The National Academy of Video Game Testers and Reviewers Corp recently held their 11th annual awards ceremony, where many large platform games were pitted against their microscopic counterparts. For example, the monster award winning Skyrim was placed in the same category for Game of the Year against smaller games like Minecraft. So what’s the big deal? The big deal here is that Minecraft actually won.
If Minecraft were to win an award, the most successful independent video game of the year sounds more like it. Even an award for most extensive development of an arcade title would have been appropriate and respectable. Minecraft as the game of the year, though? The non-profit organization tried awarding lower profile games with some appreciation via random awards. The awards categories were more loaded than the Oscars. Little more was accomplished than the degradation of the nominee losers, the award winners, and mostly the site’s credibility.
Everyone loves a good underdog tale, so why pick on Minecraft? After all, it’s an inspiring story of a small town kid who finally made it in the big city. Unfortunately, though, awarding a GOTY award to a PC indie turned arcade game, especially against games like Skyrim and Batman: Arkham City, is either poor award categorizing or great pot stirring. The real question from NAVGTR’s awards is who didn’t win an award, with its whopping 55 award categories.
Over 600 poor misguided testers placed their votes for these awards. The basis behind the award selection is that game testers test, so they know how to determine real winners. Quoting the site directly, “More than any other professional group in the industry, testers spend the most time playing games and are therefore most apt to evaluate them on a technical level with intense detail or analysis.”

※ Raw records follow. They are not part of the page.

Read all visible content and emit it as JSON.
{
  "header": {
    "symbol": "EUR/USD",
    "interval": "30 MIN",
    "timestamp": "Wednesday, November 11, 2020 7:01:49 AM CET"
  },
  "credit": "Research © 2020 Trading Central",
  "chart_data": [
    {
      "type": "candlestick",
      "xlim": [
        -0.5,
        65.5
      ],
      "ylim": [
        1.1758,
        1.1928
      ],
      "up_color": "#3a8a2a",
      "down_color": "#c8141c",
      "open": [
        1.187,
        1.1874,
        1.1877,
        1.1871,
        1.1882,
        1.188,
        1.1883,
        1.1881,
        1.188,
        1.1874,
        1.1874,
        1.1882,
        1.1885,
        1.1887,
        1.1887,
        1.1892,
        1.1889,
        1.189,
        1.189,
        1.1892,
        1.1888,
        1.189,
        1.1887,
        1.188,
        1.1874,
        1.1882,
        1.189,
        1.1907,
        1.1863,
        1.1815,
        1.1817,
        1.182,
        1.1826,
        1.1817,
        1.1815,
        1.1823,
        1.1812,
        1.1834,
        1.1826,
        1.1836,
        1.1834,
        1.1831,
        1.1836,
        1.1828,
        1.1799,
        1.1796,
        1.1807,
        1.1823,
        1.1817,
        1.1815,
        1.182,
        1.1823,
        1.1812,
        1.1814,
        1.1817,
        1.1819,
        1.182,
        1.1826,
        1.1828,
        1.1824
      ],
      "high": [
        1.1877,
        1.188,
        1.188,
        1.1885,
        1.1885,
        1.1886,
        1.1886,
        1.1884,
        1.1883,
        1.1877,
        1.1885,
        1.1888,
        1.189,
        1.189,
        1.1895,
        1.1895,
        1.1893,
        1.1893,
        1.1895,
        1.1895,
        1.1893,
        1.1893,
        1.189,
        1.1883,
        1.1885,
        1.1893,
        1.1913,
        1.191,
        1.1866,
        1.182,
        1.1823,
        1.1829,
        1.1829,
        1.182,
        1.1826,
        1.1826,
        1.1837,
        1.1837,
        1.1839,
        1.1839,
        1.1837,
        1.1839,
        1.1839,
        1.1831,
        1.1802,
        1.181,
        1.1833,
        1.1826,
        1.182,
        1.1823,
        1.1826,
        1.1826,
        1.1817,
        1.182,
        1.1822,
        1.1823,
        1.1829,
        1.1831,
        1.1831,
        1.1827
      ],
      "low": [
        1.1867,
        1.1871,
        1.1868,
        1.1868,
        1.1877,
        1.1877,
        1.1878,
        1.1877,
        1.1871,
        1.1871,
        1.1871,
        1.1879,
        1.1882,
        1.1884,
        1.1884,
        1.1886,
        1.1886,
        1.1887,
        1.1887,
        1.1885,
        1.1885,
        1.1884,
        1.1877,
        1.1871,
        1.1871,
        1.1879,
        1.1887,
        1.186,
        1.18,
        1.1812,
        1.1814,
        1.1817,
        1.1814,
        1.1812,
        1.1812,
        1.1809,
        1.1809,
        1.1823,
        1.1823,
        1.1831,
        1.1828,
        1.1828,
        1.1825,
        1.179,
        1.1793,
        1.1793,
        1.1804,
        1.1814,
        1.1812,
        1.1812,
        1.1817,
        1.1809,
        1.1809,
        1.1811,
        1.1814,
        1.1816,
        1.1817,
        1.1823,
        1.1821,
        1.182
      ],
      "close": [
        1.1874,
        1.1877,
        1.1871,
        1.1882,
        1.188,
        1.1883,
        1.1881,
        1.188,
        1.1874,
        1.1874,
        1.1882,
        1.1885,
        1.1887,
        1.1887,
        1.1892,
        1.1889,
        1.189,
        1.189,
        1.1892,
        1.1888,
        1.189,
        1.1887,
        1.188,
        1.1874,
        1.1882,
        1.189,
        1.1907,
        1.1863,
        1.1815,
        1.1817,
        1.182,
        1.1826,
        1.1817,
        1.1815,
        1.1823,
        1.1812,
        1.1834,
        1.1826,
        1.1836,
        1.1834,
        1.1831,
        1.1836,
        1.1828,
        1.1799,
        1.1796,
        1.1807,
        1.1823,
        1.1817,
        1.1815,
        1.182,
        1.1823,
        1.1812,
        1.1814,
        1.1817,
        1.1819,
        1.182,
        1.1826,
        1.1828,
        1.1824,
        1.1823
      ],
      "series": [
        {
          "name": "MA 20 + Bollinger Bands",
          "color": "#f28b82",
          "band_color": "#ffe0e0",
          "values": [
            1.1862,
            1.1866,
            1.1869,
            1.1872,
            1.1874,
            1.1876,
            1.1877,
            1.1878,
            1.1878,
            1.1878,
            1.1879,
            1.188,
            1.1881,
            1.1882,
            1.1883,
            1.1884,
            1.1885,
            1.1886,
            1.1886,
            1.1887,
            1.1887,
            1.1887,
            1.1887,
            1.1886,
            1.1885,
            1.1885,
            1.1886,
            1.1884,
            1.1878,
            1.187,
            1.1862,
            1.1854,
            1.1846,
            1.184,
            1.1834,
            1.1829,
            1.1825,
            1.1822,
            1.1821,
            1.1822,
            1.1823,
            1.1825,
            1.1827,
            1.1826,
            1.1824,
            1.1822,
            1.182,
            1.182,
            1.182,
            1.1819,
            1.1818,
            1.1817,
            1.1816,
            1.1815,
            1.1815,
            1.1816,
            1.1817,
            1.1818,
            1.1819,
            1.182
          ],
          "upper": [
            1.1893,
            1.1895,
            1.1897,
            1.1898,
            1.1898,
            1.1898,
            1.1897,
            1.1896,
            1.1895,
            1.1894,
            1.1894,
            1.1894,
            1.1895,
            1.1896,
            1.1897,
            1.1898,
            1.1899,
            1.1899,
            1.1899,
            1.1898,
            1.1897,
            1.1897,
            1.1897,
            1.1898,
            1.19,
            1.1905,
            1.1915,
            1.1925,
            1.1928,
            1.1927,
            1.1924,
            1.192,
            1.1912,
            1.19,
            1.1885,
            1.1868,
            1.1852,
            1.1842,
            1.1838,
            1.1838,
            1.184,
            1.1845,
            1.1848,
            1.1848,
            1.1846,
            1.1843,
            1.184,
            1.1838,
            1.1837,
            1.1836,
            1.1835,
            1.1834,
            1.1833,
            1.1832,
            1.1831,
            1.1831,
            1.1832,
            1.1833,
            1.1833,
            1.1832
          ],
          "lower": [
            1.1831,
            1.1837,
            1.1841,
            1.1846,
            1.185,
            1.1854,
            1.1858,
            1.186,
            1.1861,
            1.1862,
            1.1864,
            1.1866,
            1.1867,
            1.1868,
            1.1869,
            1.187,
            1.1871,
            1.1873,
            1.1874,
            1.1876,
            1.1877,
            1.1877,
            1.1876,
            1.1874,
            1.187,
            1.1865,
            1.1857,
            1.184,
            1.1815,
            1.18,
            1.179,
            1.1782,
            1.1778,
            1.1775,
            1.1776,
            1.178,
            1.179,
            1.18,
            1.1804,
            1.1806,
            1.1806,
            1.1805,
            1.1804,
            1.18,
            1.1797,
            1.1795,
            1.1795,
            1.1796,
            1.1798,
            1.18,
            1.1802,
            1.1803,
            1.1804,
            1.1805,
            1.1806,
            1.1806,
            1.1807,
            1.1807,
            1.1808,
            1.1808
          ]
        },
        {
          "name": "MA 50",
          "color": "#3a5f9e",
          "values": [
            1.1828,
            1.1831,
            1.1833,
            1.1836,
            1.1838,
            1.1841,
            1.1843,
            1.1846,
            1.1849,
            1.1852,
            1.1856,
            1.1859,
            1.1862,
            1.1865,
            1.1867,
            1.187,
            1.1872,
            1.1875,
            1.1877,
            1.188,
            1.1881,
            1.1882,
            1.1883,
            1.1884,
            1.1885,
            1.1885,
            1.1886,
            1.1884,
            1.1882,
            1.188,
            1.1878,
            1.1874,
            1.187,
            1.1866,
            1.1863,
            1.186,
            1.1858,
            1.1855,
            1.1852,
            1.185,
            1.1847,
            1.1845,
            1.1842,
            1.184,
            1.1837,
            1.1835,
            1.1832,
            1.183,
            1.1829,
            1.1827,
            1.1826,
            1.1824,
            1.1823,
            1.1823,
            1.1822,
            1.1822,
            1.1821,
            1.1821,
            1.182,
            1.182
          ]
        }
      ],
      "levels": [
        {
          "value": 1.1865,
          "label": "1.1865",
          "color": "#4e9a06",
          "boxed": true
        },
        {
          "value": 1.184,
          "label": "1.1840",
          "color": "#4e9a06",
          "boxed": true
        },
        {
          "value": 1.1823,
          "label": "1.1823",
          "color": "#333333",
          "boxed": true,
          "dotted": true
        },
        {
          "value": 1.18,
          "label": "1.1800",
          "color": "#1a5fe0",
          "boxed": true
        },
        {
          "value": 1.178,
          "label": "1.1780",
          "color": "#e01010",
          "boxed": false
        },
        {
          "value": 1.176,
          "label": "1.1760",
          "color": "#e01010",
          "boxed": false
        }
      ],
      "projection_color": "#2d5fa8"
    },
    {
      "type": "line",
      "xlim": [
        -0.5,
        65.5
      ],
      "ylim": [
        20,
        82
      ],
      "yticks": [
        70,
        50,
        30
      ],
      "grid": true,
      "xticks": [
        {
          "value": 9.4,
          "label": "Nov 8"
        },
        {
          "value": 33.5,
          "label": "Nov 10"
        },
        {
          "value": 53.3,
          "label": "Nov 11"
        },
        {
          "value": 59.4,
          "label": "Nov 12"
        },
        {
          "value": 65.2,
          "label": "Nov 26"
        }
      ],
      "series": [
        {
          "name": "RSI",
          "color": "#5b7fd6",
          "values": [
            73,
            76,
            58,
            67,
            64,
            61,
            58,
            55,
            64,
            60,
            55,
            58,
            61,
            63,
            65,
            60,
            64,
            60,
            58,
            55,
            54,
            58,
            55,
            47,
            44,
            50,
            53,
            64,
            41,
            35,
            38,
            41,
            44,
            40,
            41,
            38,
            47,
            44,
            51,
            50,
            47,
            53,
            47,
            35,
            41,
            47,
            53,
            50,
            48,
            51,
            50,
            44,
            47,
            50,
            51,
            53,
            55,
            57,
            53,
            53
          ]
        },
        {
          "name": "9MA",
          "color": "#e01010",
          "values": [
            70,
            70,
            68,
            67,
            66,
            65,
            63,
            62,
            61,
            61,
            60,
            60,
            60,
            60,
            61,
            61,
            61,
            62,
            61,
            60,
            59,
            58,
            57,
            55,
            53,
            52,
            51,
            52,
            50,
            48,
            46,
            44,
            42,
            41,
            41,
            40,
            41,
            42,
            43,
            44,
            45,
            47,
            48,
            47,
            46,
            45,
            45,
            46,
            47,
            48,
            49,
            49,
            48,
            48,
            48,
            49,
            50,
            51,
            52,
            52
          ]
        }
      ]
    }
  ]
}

What deems someone more apt to evaluate a game when they’re the only ones not playing it for entertainment value? Perhaps some of the technical award categories could be best determined by a tester, but obviously not all the categories. Apparently testers also believe Alice: Madness Returns had a better art direction than Little Big Planet 2. The majority of the awards were designed with the winner in mind, and the other nominees were awkwardly chosen to create the category.
After seeing these “awards”, perhaps the Spike ones aren’t so bad after all.